And “sorry but tough shit” condolences for the multi-category-nominated Never Rarely Sometimes Always (seven noms including Best feature and Best Director), Ma Rainey’s Black Bottom, Miss Juneteenth, First Cow and The Assistant. Each of these films had gathered a certain amount of earlybird award-season heat, and then it all just melted away.
Why did Never Rarely vaporize so completely? I’ll tell you why. Because it’s an Indiewire movie — an understated, praised-to-the-heavens, Eric Kohn and David Ehrlich-approved Sundance flick, except even indie-world veterans don’t necessarily park their cars in the Ehrlich-Kohn garage.
Same deal with First Cow…totally stamped and sanctified by Kohn-Ehrlich, and where is it now? I’m telling you that Kohn-Ehrlich is an entirely separate planet…an entirely different solar system.

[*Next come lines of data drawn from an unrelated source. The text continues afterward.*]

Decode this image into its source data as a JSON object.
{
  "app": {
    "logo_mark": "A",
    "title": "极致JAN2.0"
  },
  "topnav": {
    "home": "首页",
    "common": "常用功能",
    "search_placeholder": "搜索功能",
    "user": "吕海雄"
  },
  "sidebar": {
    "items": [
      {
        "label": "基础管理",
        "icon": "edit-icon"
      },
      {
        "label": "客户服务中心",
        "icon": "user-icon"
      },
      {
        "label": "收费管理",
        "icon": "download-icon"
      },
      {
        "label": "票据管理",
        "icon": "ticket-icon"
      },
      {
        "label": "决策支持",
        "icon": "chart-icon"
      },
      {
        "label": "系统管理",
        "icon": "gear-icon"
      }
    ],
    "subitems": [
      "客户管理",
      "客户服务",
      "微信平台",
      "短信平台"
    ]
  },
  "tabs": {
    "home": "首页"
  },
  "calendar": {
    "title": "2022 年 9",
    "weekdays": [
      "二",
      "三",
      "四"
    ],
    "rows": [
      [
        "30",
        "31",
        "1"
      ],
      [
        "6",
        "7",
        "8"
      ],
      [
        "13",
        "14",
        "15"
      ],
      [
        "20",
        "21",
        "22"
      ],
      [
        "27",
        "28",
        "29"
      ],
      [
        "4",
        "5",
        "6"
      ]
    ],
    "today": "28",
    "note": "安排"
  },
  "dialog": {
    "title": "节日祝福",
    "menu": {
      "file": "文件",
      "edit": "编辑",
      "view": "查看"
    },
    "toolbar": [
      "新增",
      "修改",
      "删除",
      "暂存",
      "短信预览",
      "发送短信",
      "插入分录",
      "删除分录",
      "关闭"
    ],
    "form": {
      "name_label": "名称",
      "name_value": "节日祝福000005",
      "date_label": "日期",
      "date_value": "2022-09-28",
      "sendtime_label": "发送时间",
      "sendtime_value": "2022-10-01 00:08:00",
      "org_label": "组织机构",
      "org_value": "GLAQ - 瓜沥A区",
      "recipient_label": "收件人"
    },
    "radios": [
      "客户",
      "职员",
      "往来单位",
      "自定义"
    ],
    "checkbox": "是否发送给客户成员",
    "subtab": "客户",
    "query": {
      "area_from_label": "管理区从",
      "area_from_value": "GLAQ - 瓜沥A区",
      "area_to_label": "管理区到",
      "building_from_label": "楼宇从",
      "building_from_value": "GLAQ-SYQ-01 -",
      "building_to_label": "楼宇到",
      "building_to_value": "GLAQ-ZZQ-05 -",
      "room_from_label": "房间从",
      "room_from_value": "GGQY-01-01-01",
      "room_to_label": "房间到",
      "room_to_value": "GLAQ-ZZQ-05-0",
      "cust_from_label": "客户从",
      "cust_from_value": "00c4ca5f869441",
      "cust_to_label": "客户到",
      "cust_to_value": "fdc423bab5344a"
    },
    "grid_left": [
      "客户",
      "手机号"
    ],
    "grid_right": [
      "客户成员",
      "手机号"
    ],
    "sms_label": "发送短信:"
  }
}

2020 “friendo” comment about Never Rarely: “Sidney Flanigan‘s profound ambivalence about what she’s about to go through, her deep desire not to do it, because there is in fact a live human in there…this element is literally the only drama in the film. That’s what’s so hilarious about the woke film-critic-industrial-annoyance-complex not getting it. What do they think the movie is about? If their left-wing boilerplate interpretation were accurate, it might as well be a movie about two teenagers hopping a bus to go to New York City to pay $500 in unpaid parking tickets.”
Best Feature: Nomadland (Searchlight Pictures) / HE reaction: No shit?
Best Director: Chloé Zhao, Nomadland (Searchlight Pictures) / HE reaction: Ditto.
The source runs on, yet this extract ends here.